Dress photo credit: Anja Schutz

Back to Basics program / JULY 2018

Sydney Southam




Sydney Southam is a visual artist, filmmaker, performance

artist, and professional pole dancer. She often works with

archival 16mm film, exploring themes of nostalgia, death,

memory, and identity. Her current work explores the

backstage and domestic lives of exotic dancers and how

their private and professional lives are defined through

ideas of feminism, objectification, power, and love. Sydney

is one of the founding members of Vancouver-based Iris Film

Collective, and the curator of the potluck dinner and artist

talk series Special Sunday Supper. Her films and artwork

have shown across Canada, Europe and Asia, at venues such

as MOCA Taipei, Gabriel Rolt Galerie (Amsterdam), Athens

International Film and Video Festival, Antimatter Media Art

Festival, Aesthetica Short Film Festival, Access Gallery,

Emmedia Gallery, Yinka Shonibare Guest Projects, Vivo

Media Arts Centre, Western Front, and the Haida Heritage

Centre. She graduated from Central Saint Martins with a BA

Fine Art First Class Honours in 2011 and from the University

of Toronto with a BA in English, Philosophy and Cinema

Studies in 2007.

Glory, A Meditation

While at Arteles, I began to develop a performance that

has lived in my psyche for some time. The work arose out

of my experiences working as a stripper and the aftermath

of sustaining an injury and being forced to leave the

industry.
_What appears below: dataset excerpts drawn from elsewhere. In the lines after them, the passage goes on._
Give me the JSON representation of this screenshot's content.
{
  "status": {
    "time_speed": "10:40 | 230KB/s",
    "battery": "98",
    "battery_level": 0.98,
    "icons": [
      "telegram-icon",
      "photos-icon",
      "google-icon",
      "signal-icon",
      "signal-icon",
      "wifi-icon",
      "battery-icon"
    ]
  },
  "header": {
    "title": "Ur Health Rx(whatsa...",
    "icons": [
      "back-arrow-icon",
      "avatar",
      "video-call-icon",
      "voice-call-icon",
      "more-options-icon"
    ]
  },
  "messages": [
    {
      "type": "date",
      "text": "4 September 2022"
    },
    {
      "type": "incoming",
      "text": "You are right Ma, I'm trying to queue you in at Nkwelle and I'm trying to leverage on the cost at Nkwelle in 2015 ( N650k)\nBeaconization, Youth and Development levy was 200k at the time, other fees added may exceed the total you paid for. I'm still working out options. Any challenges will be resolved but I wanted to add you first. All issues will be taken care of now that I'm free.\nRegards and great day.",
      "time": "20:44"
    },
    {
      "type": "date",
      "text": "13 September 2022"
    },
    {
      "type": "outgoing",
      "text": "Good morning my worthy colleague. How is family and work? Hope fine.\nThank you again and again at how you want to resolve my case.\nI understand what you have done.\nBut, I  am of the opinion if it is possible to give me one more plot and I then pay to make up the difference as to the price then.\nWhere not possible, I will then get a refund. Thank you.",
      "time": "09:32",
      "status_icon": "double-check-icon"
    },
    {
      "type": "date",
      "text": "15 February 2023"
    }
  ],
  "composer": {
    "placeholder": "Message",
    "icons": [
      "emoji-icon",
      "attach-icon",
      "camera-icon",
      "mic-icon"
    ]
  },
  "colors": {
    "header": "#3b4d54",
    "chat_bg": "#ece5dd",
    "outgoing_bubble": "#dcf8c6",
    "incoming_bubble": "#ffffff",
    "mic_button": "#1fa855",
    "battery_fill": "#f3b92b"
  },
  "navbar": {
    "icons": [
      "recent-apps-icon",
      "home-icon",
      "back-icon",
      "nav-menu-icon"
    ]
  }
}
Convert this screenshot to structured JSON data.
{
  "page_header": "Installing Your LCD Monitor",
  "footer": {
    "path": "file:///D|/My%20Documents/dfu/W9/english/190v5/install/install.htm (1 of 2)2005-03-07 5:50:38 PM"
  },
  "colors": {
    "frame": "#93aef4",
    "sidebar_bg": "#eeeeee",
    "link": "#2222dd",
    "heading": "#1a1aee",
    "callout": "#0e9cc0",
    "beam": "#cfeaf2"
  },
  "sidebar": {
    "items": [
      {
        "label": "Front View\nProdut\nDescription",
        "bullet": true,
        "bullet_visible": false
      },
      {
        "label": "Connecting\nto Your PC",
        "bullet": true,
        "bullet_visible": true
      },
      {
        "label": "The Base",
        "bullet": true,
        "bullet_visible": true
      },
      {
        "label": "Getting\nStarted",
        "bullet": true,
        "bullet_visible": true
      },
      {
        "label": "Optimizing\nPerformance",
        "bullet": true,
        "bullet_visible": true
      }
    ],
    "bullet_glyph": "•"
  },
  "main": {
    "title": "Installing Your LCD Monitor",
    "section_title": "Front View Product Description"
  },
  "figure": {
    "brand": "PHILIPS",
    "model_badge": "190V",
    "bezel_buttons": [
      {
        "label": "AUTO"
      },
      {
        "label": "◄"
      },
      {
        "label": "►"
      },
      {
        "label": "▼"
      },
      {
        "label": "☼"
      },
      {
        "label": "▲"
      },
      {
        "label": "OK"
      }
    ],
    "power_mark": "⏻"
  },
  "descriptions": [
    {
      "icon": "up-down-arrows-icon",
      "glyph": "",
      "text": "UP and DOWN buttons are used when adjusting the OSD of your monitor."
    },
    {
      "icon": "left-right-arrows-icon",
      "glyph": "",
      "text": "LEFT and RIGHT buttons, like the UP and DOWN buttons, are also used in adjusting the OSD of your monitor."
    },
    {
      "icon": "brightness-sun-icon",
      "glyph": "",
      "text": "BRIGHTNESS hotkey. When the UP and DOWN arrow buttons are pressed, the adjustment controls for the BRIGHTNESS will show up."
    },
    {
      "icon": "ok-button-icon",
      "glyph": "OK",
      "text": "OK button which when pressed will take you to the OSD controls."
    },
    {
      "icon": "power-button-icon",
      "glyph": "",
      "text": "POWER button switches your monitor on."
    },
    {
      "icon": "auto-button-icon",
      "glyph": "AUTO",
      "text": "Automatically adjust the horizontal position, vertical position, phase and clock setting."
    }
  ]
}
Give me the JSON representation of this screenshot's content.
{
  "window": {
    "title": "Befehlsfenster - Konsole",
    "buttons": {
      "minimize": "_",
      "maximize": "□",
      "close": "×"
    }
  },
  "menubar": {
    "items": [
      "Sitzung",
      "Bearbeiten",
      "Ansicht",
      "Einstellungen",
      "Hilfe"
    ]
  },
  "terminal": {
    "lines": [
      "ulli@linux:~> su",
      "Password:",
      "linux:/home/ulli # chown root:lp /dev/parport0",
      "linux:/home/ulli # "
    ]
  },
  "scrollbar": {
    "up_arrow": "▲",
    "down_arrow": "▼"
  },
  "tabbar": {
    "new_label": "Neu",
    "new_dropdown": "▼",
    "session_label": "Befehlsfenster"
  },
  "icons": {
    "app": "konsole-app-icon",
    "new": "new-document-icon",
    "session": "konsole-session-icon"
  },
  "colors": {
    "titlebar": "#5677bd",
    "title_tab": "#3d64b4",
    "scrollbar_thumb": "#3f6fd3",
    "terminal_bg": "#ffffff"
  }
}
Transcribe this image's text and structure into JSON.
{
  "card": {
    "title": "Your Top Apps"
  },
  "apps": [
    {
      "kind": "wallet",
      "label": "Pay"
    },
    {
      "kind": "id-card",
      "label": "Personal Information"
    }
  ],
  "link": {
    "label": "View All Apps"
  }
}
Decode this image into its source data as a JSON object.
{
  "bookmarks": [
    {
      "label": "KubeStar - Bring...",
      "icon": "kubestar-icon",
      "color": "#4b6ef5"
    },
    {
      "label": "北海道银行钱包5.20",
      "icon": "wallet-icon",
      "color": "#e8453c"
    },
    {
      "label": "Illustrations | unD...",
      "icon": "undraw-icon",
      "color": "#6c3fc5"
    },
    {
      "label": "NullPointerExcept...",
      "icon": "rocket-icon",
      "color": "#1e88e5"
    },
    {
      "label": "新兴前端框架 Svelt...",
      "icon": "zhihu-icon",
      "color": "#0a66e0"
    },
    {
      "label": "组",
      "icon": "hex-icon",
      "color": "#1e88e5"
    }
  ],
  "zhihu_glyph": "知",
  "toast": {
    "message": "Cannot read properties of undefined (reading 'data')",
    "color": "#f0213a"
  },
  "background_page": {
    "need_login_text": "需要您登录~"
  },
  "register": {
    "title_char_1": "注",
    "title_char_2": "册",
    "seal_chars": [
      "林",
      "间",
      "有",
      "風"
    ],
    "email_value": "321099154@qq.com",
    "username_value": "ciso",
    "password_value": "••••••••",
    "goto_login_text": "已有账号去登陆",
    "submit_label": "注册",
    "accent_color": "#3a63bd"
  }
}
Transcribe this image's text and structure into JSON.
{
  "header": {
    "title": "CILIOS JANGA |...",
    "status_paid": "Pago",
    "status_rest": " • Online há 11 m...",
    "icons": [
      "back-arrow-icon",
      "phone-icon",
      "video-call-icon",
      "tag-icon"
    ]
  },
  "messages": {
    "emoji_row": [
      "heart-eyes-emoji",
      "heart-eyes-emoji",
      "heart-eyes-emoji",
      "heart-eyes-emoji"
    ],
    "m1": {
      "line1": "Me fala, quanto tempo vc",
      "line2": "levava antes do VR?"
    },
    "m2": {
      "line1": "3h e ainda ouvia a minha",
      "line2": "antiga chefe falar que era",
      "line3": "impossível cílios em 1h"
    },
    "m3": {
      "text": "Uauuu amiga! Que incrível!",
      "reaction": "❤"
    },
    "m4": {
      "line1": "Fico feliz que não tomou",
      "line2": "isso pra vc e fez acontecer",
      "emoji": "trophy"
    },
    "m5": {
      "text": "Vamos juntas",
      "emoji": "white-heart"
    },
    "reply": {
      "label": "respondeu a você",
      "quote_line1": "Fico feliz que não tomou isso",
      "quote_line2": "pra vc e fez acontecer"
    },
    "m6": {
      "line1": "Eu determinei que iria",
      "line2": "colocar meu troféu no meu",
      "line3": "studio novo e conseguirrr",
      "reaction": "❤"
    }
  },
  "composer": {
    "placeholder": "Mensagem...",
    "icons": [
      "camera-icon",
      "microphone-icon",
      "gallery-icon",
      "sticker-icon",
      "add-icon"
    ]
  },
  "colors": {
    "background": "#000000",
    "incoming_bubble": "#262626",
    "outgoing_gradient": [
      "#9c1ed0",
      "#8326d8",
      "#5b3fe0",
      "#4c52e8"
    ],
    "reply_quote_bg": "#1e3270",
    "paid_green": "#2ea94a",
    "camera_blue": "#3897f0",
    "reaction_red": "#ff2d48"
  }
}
I began to study Qi Gong and delve more deeply

into my meditation practice in attempt to heal the physical

and emotional trauma I had experienced in relation to my

dominant movement practice. I began to draw parallels

between the circular and microcosmic orbit movements of

Qi Gong and many similar movements I had performed as an

exotic dancer; in fact, many spiritual healers move their hips in

a circular or figure eight pattern as they work on clients. This

immediately brought to mind the idea of “stripper as healer”,

as well as notions of public versus private performance. On

my last day at Arteles, I asked the other artists to join me in

the meditation room and respond to a performance through

drawing, writing or photos. As the music progressed, my

body gradually began to oscillate between the grounded,

meditative movements of qi gong, and the more recognizable,

sensual exotic dance movements. There is a natural flow

between them, and each movement I performed came from

a grounded place. This grounded, meditative dance will last

the duration of the song, roughly 7-10 minutes, and by the

end I remained still, the rhythm of my breath audible, until my

breathing finally slowed. I plan to develop this work further,

and am so grateful to the other artists for supporting me.

(Photos by Anja Schutz)

Back to Basics program / JULY 2018

Ken Steen




Ken Steen’s music sound and video art is recognized

internationally for its authentic vitality, remarkable range

and distinctive personal vision. Whether acoustic, electronic

or some multimedia combination, his work has often been

characterized as seductively gorgeous, featuring sumptuous

textures of gradual yet unpredictable evolution. Since

2010 his work in various forms has enjoyed more than 150

performances or installations on 5 continents: from Mumbai

to Tripoli, Stockholm, Buenos Aires, Ljubljana, Reykjavík,

and New York City.

Steen is Professor of Composition and Music Theory, and

director of Studio D (the electronic sound/noise/music

studio) at the University of Hartford’s Hartt School, in West

Hartford, Connecticut USA.

Sound & Walking

There were 2 primary threads that I followed during my time

at Arteles:

Thread 1):

organizing, editing, copying, inventing new sonic notations

and choreographies, alongside preparing scores and

dreaming about upcoming performances of 2 new works

that I had composed while at EMS in Stockholm during June

2018. In this time, and in this place for 12 violins, a cello and

quadrophonic field recordings (premiered on August 19th

at Promisek in Connecticut USA, by violinist extraordinaire

Katie Lansdale along with an ensemble students and

colleagues); and Suspensions for Oboe, English Horn and

electronic audio soundtrack, to be premiered by Duo Agosto

on September 1, 2018, in Granada, Spain.

Thread 2):

collecting a variety of field recordings using a quadrophonic

binaural (8 channel) microphone to be used in future sonically

immersive compositional and installation projects.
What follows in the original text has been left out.